According to the US Airways website, the fee for MoveUp is $75 for flights within the United States, Latin America, the Caribbean and Canada, and $150 for flights to/from Europe, Israel, and/or South America. Thankfully, the fee is waived for Dividend Miles Preferred and AAdvantage elite status members.
Beyond the rules
According to their posted rules, United and US Airways offer international standby, and American and Delta do not. Yet I have observed that ticketing and gate agents can grant same-day standby requests under certain circumstances:
- Oversell situations. If a later flight is oversold, ticketing agents will be happy to accept volunteers to fly on a different flight.
- Irregular Operations (IRROPS). When a flight has been cancelled or delayed due to weather, maintenance, or for any other reason, check-in and gate agents are empowered to re-book passengers to their final destinations on earlier or more direct flights.
The fact is that airline staff can break the rules if they choose to. When you check in for your flight at the airport, the ticket falls under the control of the airline operating that flight. Knowing this has recently helped members of my immediate family to get put on earlier flights with non-stop routing on both Delta and United, without paying any fees.
In one instance this year, a traveler in my family needed an earlier flight on the original day of departure on United from Newark to Tel Aviv to attend a funeral, and was granted permission.
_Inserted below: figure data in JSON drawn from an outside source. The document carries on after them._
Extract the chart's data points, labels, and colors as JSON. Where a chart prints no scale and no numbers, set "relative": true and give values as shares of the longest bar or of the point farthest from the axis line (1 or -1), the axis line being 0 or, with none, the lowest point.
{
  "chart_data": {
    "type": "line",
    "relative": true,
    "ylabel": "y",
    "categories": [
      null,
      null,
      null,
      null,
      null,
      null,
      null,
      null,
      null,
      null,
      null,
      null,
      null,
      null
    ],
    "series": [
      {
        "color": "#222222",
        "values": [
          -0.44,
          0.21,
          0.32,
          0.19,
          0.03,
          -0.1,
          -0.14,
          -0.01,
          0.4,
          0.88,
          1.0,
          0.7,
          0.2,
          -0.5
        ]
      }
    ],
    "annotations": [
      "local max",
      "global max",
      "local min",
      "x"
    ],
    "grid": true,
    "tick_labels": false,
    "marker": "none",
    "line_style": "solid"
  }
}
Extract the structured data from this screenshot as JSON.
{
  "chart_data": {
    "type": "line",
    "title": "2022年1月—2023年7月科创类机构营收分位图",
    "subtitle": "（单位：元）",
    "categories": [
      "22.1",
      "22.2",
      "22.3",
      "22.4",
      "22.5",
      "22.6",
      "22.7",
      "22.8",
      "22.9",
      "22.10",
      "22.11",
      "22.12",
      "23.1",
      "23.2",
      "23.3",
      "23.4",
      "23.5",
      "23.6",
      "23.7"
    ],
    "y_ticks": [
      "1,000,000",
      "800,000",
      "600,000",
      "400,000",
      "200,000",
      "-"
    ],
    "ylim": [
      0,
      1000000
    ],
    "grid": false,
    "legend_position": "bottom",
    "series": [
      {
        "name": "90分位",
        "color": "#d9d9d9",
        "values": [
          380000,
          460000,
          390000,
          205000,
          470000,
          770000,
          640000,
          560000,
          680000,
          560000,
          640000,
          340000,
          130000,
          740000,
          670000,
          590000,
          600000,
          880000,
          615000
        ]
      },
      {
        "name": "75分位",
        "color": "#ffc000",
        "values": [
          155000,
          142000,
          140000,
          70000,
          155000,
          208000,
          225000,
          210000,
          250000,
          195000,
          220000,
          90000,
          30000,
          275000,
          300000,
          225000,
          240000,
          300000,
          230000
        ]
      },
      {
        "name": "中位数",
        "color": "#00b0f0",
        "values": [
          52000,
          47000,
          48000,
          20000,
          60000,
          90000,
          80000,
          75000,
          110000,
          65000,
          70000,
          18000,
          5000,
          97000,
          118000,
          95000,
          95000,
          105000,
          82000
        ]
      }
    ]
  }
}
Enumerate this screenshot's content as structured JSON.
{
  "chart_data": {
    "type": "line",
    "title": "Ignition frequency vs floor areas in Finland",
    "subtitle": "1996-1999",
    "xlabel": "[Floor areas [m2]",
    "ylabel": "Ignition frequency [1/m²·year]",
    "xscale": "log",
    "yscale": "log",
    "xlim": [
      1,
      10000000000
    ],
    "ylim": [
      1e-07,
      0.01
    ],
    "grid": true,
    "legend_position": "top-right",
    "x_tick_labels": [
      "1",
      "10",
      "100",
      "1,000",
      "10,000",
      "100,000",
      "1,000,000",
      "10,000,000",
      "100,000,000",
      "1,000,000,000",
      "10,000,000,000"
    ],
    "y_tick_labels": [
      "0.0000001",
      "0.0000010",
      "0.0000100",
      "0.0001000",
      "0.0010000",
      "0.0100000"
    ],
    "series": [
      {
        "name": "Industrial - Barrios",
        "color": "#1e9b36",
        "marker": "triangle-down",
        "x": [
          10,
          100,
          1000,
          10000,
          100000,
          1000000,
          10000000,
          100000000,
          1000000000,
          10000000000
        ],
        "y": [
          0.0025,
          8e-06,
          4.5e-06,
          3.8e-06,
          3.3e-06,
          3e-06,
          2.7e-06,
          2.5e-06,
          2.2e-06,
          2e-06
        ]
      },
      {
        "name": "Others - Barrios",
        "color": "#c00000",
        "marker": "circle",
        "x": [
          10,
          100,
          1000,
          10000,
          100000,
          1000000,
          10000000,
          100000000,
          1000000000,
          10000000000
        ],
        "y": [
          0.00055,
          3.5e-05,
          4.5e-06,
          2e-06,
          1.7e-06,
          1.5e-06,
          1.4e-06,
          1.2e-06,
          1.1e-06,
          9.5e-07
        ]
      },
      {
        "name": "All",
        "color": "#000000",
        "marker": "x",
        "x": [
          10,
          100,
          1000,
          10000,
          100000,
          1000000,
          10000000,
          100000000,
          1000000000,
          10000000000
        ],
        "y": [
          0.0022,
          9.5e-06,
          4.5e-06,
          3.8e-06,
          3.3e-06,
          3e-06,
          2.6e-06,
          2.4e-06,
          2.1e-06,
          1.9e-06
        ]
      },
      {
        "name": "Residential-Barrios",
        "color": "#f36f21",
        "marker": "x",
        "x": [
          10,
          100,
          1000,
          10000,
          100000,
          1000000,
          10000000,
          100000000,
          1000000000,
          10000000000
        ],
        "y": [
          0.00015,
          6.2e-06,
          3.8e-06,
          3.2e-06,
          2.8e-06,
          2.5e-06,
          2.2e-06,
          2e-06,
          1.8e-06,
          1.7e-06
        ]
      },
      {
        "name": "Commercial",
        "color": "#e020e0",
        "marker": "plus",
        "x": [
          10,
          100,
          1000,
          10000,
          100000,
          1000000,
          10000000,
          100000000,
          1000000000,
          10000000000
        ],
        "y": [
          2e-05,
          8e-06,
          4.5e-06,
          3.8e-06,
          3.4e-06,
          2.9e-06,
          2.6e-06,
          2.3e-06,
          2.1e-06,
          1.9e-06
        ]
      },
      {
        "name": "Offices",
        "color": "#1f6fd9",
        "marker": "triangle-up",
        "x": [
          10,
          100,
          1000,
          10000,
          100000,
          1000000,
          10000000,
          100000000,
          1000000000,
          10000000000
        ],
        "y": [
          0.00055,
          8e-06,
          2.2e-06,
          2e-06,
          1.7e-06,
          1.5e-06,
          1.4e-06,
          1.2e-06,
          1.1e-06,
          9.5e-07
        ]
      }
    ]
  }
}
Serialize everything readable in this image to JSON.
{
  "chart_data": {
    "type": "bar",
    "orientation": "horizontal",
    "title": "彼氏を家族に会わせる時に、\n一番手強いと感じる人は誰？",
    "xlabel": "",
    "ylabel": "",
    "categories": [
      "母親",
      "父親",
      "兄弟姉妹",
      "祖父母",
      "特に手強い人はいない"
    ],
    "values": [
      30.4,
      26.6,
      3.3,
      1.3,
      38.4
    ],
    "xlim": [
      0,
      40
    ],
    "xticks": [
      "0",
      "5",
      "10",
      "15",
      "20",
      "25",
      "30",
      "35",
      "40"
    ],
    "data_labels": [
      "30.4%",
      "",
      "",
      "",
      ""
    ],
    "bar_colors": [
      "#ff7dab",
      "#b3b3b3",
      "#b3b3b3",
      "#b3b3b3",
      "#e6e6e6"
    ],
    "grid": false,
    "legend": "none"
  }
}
More recently, another family member was able to change three award tickets from Madrid to Atlanta via JFK to a non-stop itinerary to Atlanta.
Here is some advice to help you benefit from some “agent discretion”:
1. Check availability. Search your carrier’s website to see if they’re still selling seats in the class of service you need. If so, you can mention this to the representatives you meet. If they aren’t even selling any seats, you have very little chance of standing by, but if you don’t mind the bad karma, you can always hope that other travelers will miss their connections.
2. Call first. It can’t hurt to call the airline within 24 hours of your flight to request a different itinerary. You may be offered standby for a fee, or you may learn that your ticket can easily be changed. For example, American does allow free changes to its award tickets so long as the origin and destination are unchanged. In other circumstances you might discover that there’s a weather waiver or some other event that qualifies you for a free change.
3. Check in early. Not only will there be greater likelihood that any unsold seats are still available, but the check-in staff may be less rushed and more likely to assist you.
4. Be extremely nice. You are relying on the good will of an airline employee to re-ticket you for your convenience, so give him or her a reason to do so. Some factors are beyond your control, but being kind isn’t one of them.
5. Ask for an appeal. On the way back from Madrid, my family member’s request to be re-ticketed on the non-stop flight was initially denied. They humbly pleaded with the agent to see if there was anyone else that might be able to help, and a supervisor ultimately changed their flights. After trying your luck with a ticketing supervisor, you can also plead your case to staff in the business lounge, and finally to the gate agents.
6. Don’t check luggage. One of the obstacles to international standby can be the security requirement to match bags. When my family member was traveling to Tel Aviv, he was able to pack everything he needed in just a carry-on, which enabled the gate agent to eventually clear him for the earlier flight. Had his bags been checked, the gate agent may have been unable to help, or may have not bothered to avoid a security hassle.
7. Have some documentation. My family member needed to be on the earlier flight to Israel in order to attend a funeral, and he even had an image of the deceased’s death certificate on his mobile phone. If your need to travel is due to some emergency or unusual event, it can help to have some sort of documentation with you, even if only to elicit sympathy.